When you run an HDFS replication policy on a Sentry-enabled source cluster, the replication policy copies files and tables along with their permissions. Cloudera Manager version 6.3.1 and above is required to run HDFS replication policies on a Sentry-enabled source cluster.

To perform Sentry to Ranger replication using HDFS replication policies, you must have installed Cloudera Manager version 6.3.1 and higher on the source cluster and Cloudera Manager version 7.1.1 and higher on the target cluster. Use the hdfs user to run HDFS replication policies on a source cluster that is Sentry-enabled. To use a different user account, you must configure the user account to bypass the Sentry ACLs during the replication process.

Consider the following points before you create an HDFS replication policy:
  • When Sentry is not available or when Sentry does not manage the authorization for a resource such file or directory in the source cluster, HDFS uses its internal ACLs to manage resource authorization.
  • When Sentry is enabled for the source cluster and you use the hdfs user to create the HDFS replication policy, HDFS copies the ACLs configured in Sentry for the replicated files and tables to the target cluster.
  • When Sentry is enabled and you use a different user name to run the HDFS replication policy, both Sentry ACLs and HDFS internal ACLs are copied which results in incorrect HDFS metadata in the target cluster. If the Sentry ACLs are not compatible with HDFS ACLs, the replication job fails. Create another user to bypass the Sentry ACLs during the replication process to avoid such compatibility issues.

To avoid compatibility issues between HDFS and Sentry ACLs for a non-hdfs user, you must complete the following steps:

  1. Create a user account that Replication Manager jobs can use to bypass the Sentry ACLs.
    For example, create a user named bdr-only-user.
  2. Perform the following steps on the source cluster:
    1. In the Cloudera Manager Admin Console, go to the Clusters > HDFS service > Configuration tab.
    2. Search for NameNode Advanced Configuration Snippet (Safety Valve) for hdfs-site.xml property.
    3. Enter the following property details:
      Name - Enter dfs.namenode.inode.attributes.provider.bypass.users.

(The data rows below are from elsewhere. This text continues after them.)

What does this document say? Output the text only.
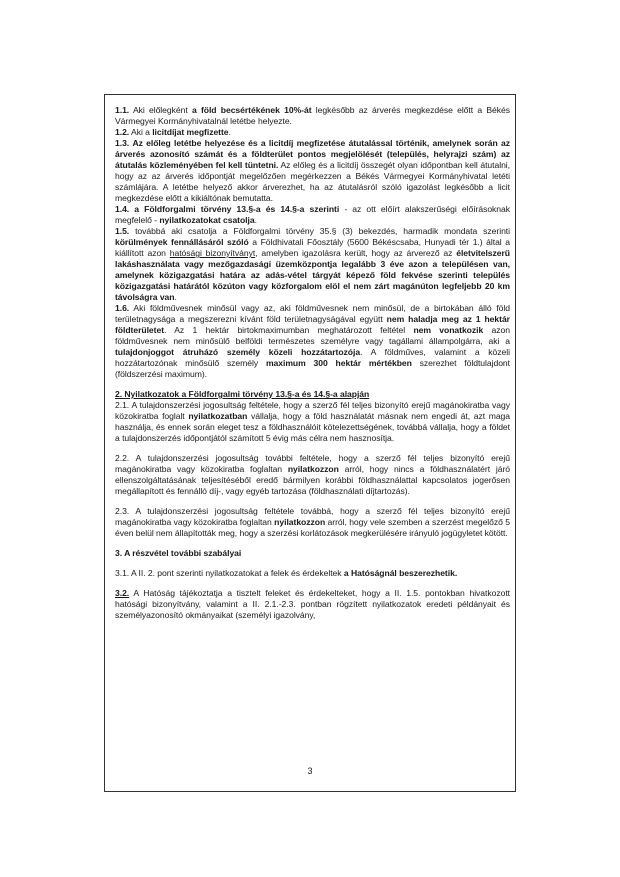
1.1. Aki előlegként a föld becsértékének 10%-át legkésőbb az árverés megkezdése előtt a Békés Vármegyei Kormányhivatalnál letétbe helyezte.

1.2. Aki a licitdíjat megfizette.

1.3. Az előleg letétbe helyezése és a licitdíj megfizetése átutalással történik, amelynek során az árverés azonosító számát és a földterület pontos megjelölését (település, helyrajzi szám) az átutalás közleményében fel kell tüntetni. Az előleg és a licitdíj összegét olyan időpontban kell átutalni, hogy az az árverés időpontját megelőzően megérkezzen a Békés Vármegyei Kormányhivatal letéti számlájára. A letétbe helyező akkor árverezhet, ha az átutalásról szóló igazolást legkésőbb a licit megkezdése előtt a kikiáltónak bemutatta.

1.4. a Földforgalmi törvény 13.§-a és 14.§-a szerinti - az ott előírt alakszerűségi előírásoknak megfelelő - nyilatkozatokat csatolja.

1.5. továbbá aki csatolja a Földforgalmi törvény 35.§ (3) bekezdés, harmadik mondata szerinti körülmények fennállásáról szóló a Földhivatali Főosztály (5600 Békéscsaba, Hunyadi tér 1.) által a kiállított azon hatósági bizonyítványt, amelyben igazolásra került, hogy az árverező az életvitelszerű lakáshasználata vagy mezőgazdasági üzemközpontja legalább 3 éve azon a településen van, amelynek közigazgatási határa az adás-vétel tárgyát képező föld fekvése szerinti település közigazgatási határától közúton vagy közforgalom elöl el nem zárt magánúton legfeljebb 20 km távolságra van.

1.6. Aki földművesnek minősül vagy az, aki földművesnek nem minősül, de a birtokában álló föld területnagysága a megszerezni kívánt föld területnagyságával együtt nem haladja meg az 1 hektár földterületet. Az 1 hektár birtokmaximumban meghatározott feltétel nem vonatkozik azon földművesnek nem minősülő belföldi természetes személyre vagy tagállami állampolgárra, aki a tulajdonjoggot átruházó személy közeli hozzátartozója. A földműves, valamint a közeli hozzátartozónak minősülő személy maximum 300 hektár mértékben szerezhet földtulajdont (földszerzési maximum).

2. Nyilatkozatok a Földforgalmi törvény 13.§-a és 14.§-a alapján

2.1. A tulajdonszerzési jogosultság feltétele, hogy a szerző fél teljes bizonyító erejű magánokiratba vagy közokiratba foglalt nyilatkozatban vállalja, hogy a föld használatát másnak nem engedi át, azt maga használja, és ennek során eleget tesz a földhasználóit kötelezettségének, továbbá vállalja, hogy a földet a tulajdonszerzés időpontjától számított 5 évig más célra nem hasznosítja.

2.2. A tulajdonszerzési jogosultság további feltétele, hogy a szerző fél teljes bizonyító erejű magánokiratba vagy közokiratba foglaltan nyilatkozzon arról, hogy nincs a földhasználatért járó ellenszolgáltatásának teljesítéséből eredő bármilyen korábbi földhasználattal kapcsolatos jogerősen megállapított és fennálló díj-, vagy egyéb tartozása (földhasználati díjtartozás).

2.3. A tulajdonszerzési jogosultság feltétele továbbá, hogy a szerző fél teljes bizonyító erejű magánokiratba vagy közokiratba foglaltan nyilatkozzon arról, hogy vele szemben a szerzést megelőző 5 éven belül nem állapították meg, hogy a szerzési korlátozások megkerülésére irányuló jogügyletet kötött.

3. A részvétel további szabályai

3.1. A II. 2. pont szerinti nyilatkozatokat a felek és érdekeltek a Hatóságnál beszerezhetik.

3.2. A Hatóság tájékoztatja a tisztelt feleket és érdekelteket, hogy a II. 1.5. pontokban hivatkozott hatósági bizonyítvány, valamint a II. 2.1.-2.3. pontban rögzített nyilatkozatok eredeti példányait és személyazonosító okmányaikat (személyi igazolvány,

3
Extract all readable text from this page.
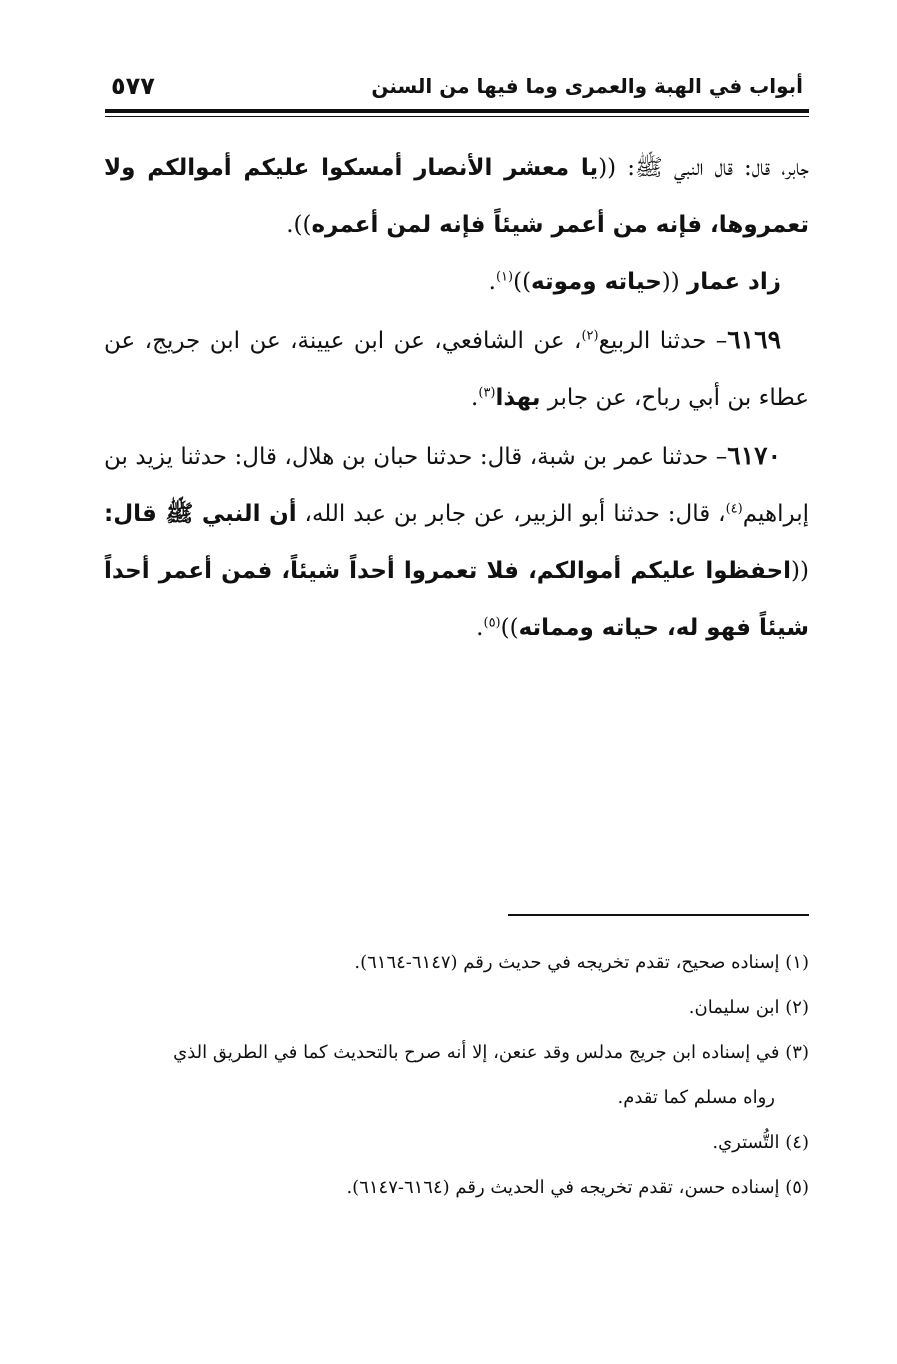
أبواب في الهبة والعمرى وما فيها من السنن
٥٧٧

جابر، قال: قال النبي ﷺ: ((يا معشر الأنصار أمسكوا عليكم أموالكم ولا تعمروها، فإنه من أعمر شيئاً فإنه لمن أعمره)).
زاد عمار ((حياته وموته))$^{(١)}$.

٦١٦٩– حدثنا الربيع$^{(٢)}$، عن الشافعي، عن ابن عيينة، عن ابن جريج، عن عطاء بن أبي رباح، عن جابر بهذا$^{(٣)}$.

٦١٧٠– حدثنا عمر بن شبة، قال: حدثنا حبان بن هلال، قال: حدثنا يزيد بن إبراهيم$^{(٤)}$، قال: حدثنا أبو الزبير، عن جابر بن عبد الله، أن النبي ﷺ قال: ((احفظوا عليكم أموالكم، فلا تعمروا أحداً شيئاً، فمن أعمر أحداً شيئاً فهو له، حياته ومماته))$^{(٥)}$.

(١) إسناده صحيح، تقدم تخريجه في حديث رقم (٦١٤٧-٦١٦٤).

(٢) ابن سليمان.

(٣) في إسناده ابن جريج مدلس وقد عنعن، إلا أنه صرح بالتحديث كما في الطريق الذي

رواه مسلم كما تقدم.

(٤) التُّستري.

(٥) إسناده حسن، تقدم تخريجه في الحديث رقم (٦١٦٤-٦١٤٧).
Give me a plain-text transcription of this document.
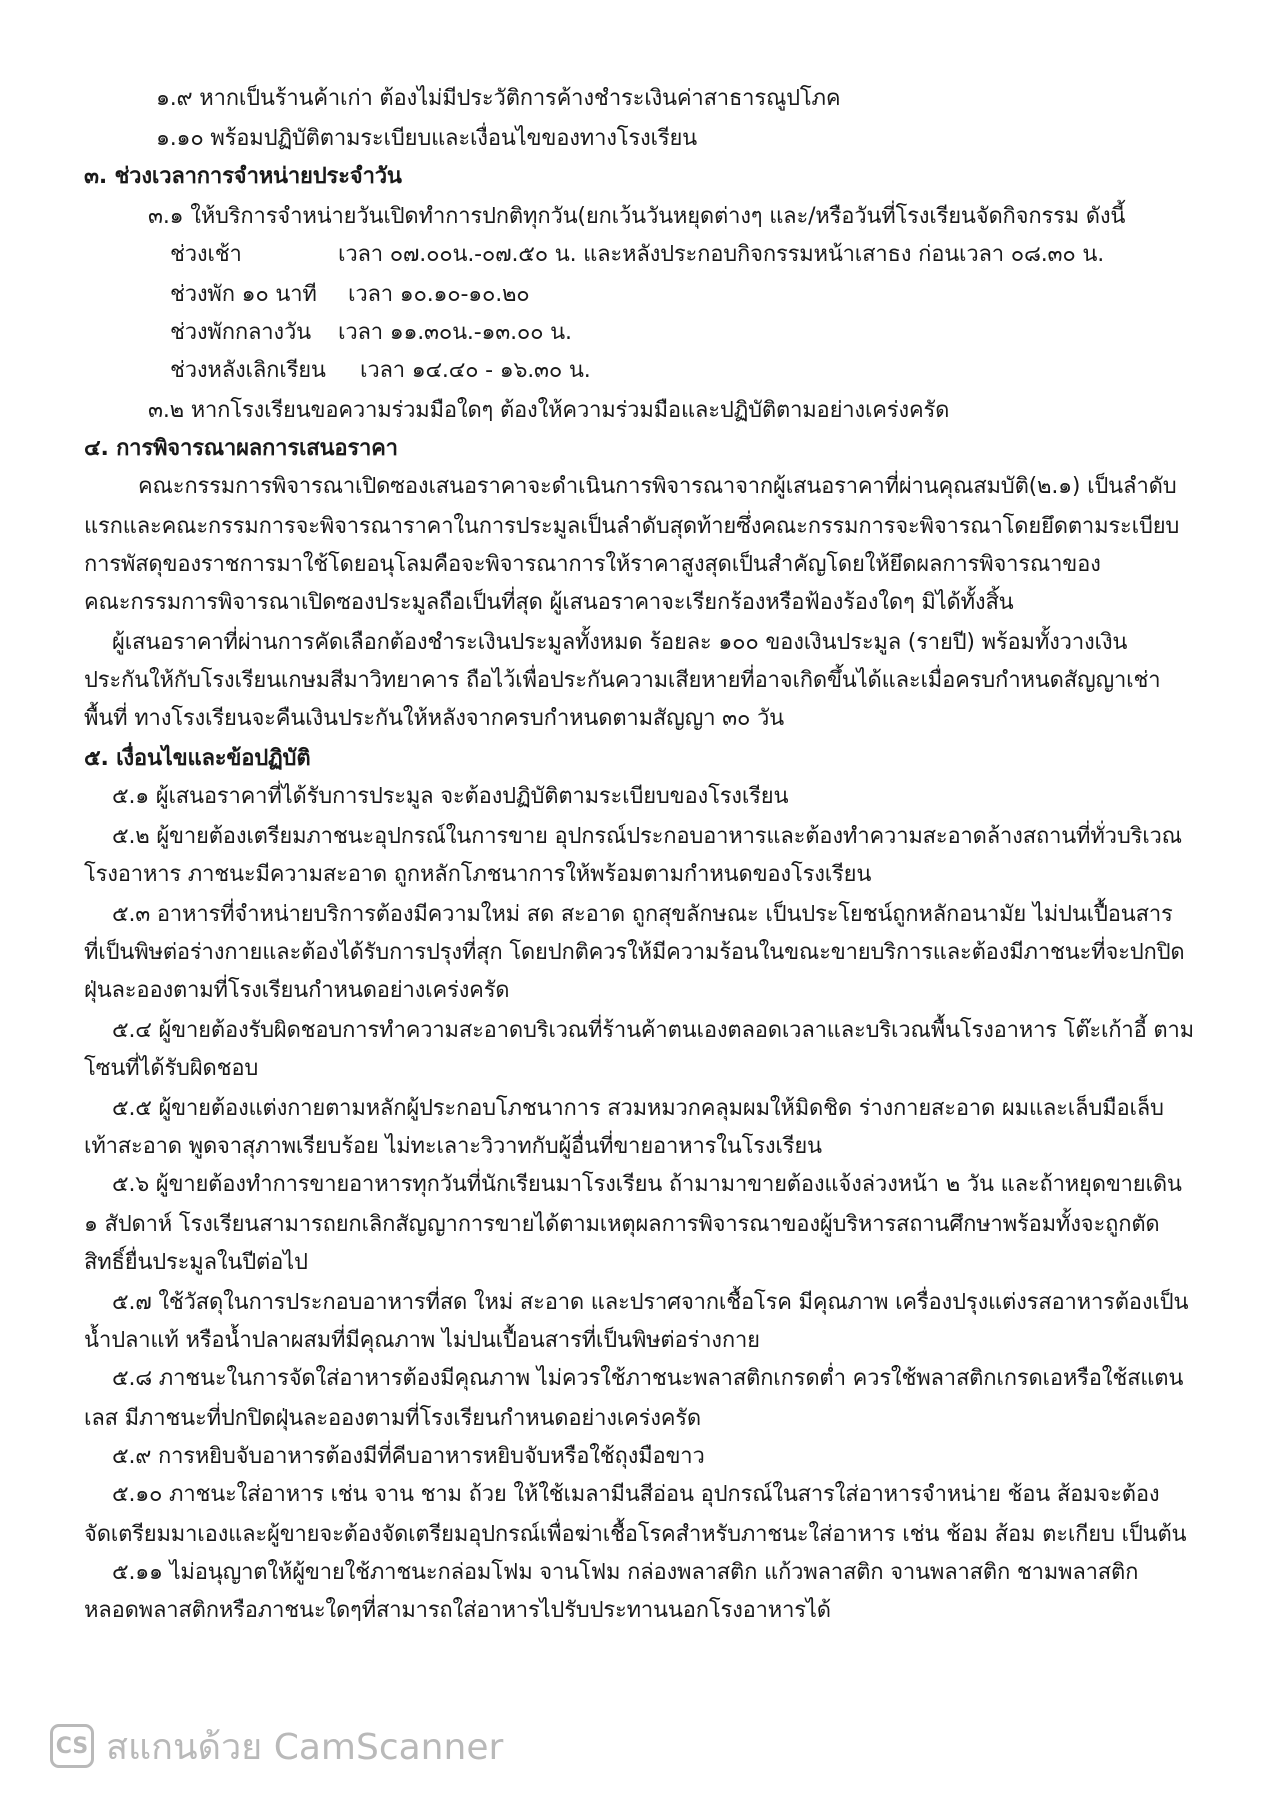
๑.๙ หากเป็นร้านค้าเก่า ต้องไม่มีประวัติการค้างชำระเงินค่าสาธารณูปโภค
๑.๑๐ พร้อมปฏิบัติตามระเบียบและเงื่อนไขของทางโรงเรียน
๓. ช่วงเวลาการจำหน่ายประจำวัน
๓.๑ ให้บริการจำหน่ายวันเปิดทำการปกติทุกวัน(ยกเว้นวันหยุดต่างๆ และ/หรือวันที่โรงเรียนจัดกิจกรรม ดังนี้
ช่วงเช้า	เวลา ๐๗.๐๐น.-๐๗.๕๐ น. และหลังประกอบกิจกรรมหน้าเสาธง ก่อนเวลา ๐๘.๓๐ น.
ช่วงพัก ๑๐ นาที เวลา ๑๐.๑๐-๑๐.๒๐
ช่วงพักกลางวัน เวลา ๑๑.๓๐น.-๑๓.๐๐ น.
ช่วงหลังเลิกเรียน เวลา ๑๔.๔๐ - ๑๖.๓๐ น.
๓.๒ หากโรงเรียนขอความร่วมมือใดๆ ต้องให้ความร่วมมือและปฏิบัติตามอย่างเคร่งครัด
๔. การพิจารณาผลการเสนอราคา
คณะกรรมการพิจารณาเปิดซองเสนอราคาจะดำเนินการพิจารณาจากผู้เสนอราคาที่ผ่านคุณสมบัติ(๒.๑) เป็นลำดับ
แรกและคณะกรรมการจะพิจารณาราคาในการประมูลเป็นลำดับสุดท้ายซึ่งคณะกรรมการจะพิจารณาโดยยึดตามระเบียบ
การพัสดุของราชการมาใช้โดยอนุโลมคือจะพิจารณาการให้ราคาสูงสุดเป็นสำคัญโดยให้ยึดผลการพิจารณาของ
คณะกรรมการพิจารณาเปิดซองประมูลถือเป็นที่สุด ผู้เสนอราคาจะเรียกร้องหรือฟ้องร้องใดๆ มิได้ทั้งสิ้น
ผู้เสนอราคาที่ผ่านการคัดเลือกต้องชำระเงินประมูลทั้งหมด ร้อยละ ๑๐๐ ของเงินประมูล (รายปี) พร้อมทั้งวางเงิน
ประกันให้กับโรงเรียนเกษมสีมาวิทยาคาร ถือไว้เพื่อประกันความเสียหายที่อาจเกิดขึ้นได้และเมื่อครบกำหนดสัญญาเช่า
พื้นที่ ทางโรงเรียนจะคืนเงินประกันให้หลังจากครบกำหนดตามสัญญา ๓๐ วัน
๕. เงื่อนไขและข้อปฏิบัติ
๕.๑ ผู้เสนอราคาที่ได้รับการประมูล จะต้องปฏิบัติตามระเบียบของโรงเรียน
๕.๒ ผู้ขายต้องเตรียมภาชนะอุปกรณ์ในการขาย อุปกรณ์ประกอบอาหารและต้องทำความสะอาดล้างสถานที่ทั่วบริเวณ
โรงอาหาร ภาชนะมีความสะอาด ถูกหลักโภชนาการให้พร้อมตามกำหนดของโรงเรียน
๕.๓ อาหารที่จำหน่ายบริการต้องมีความใหม่ สด สะอาด ถูกสุขลักษณะ เป็นประโยชน์ถูกหลักอนามัย ไม่ปนเปื้อนสาร
ที่เป็นพิษต่อร่างกายและต้องได้รับการปรุงที่สุก โดยปกติควรให้มีความร้อนในขณะขายบริการและต้องมีภาชนะที่จะปกปิด
ฝุ่นละอองตามที่โรงเรียนกำหนดอย่างเคร่งครัด
๕.๔ ผู้ขายต้องรับผิดชอบการทำความสะอาดบริเวณที่ร้านค้าตนเองตลอดเวลาและบริเวณพื้นโรงอาหาร โต๊ะเก้าอี้ ตาม
โซนที่ได้รับผิดชอบ
๕.๕ ผู้ขายต้องแต่งกายตามหลักผู้ประกอบโภชนาการ สวมหมวกคลุมผมให้มิดชิด ร่างกายสะอาด ผมและเล็บมือเล็บ
เท้าสะอาด พูดจาสุภาพเรียบร้อย ไม่ทะเลาะวิวาทกับผู้อื่นที่ขายอาหารในโรงเรียน
๕.๖ ผู้ขายต้องทำการขายอาหารทุกวันที่นักเรียนมาโรงเรียน ถ้ามามาขายต้องแจ้งล่วงหน้า ๒ วัน และถ้าหยุดขายเดิน
๑ สัปดาห์ โรงเรียนสามารถยกเลิกสัญญาการขายได้ตามเหตุผลการพิจารณาของผู้บริหารสถานศึกษาพร้อมทั้งจะถูกตัด
สิทธิ์ยื่นประมูลในปีต่อไป
๕.๗ ใช้วัสดุในการประกอบอาหารที่สด ใหม่ สะอาด และปราศจากเชื้อโรค มีคุณภาพ เครื่องปรุงแต่งรสอาหารต้องเป็น
น้ำปลาแท้ หรือน้ำปลาผสมที่มีคุณภาพ ไม่ปนเปื้อนสารที่เป็นพิษต่อร่างกาย
๕.๘ ภาชนะในการจัดใส่อาหารต้องมีคุณภาพ ไม่ควรใช้ภาชนะพลาสติกเกรดต่ำ ควรใช้พลาสติกเกรดเอหรือใช้สแตน
เลส มีภาชนะที่ปกปิดฝุ่นละอองตามที่โรงเรียนกำหนดอย่างเคร่งครัด
๕.๙ การหยิบจับอาหารต้องมีที่คีบอาหารหยิบจับหรือใช้ถุงมือขาว
๕.๑๐ ภาชนะใส่อาหาร เช่น จาน ชาม ถ้วย ให้ใช้เมลามีนสีอ่อน อุปกรณ์ในสารใส่อาหารจำหน่าย ช้อน ส้อมจะต้อง
จัดเตรียมมาเองและผู้ขายจะต้องจัดเตรียมอุปกรณ์เพื่อฆ่าเชื้อโรคสำหรับภาชนะใส่อาหาร เช่น ช้อม ส้อม ตะเกียบ เป็นต้น
๕.๑๑ ไม่อนุญาตให้ผู้ขายใช้ภาชนะกล่อมโฟม จานโฟม กล่องพลาสติก แก้วพลาสติก จานพลาสติก ชามพลาสติก
หลอดพลาสติกหรือภาชนะใดๆที่สามารถใส่อาหารไปรับประทานนอกโรงอาหารได้
CS สแกนด้วย CamScanner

      Value - Enter [***USERNAME, USERNAME@REALMNAME***], where [***USERNAME***] is the user you created in step 1 and the [***REALMNAME***] is the Kerberos realm name.

      For example, if the username is bdr-only-user on the realm elephant, enter bdr-only-user, bdr-only-user@ElephantRealm

    4. Restart the NameNode.
  3. Repeat step 2 on the destination cluster.
  4. When you create an HDFS replication policy, specify the user you created in step 1 in the Run As Username and Run on Peer as Username fields.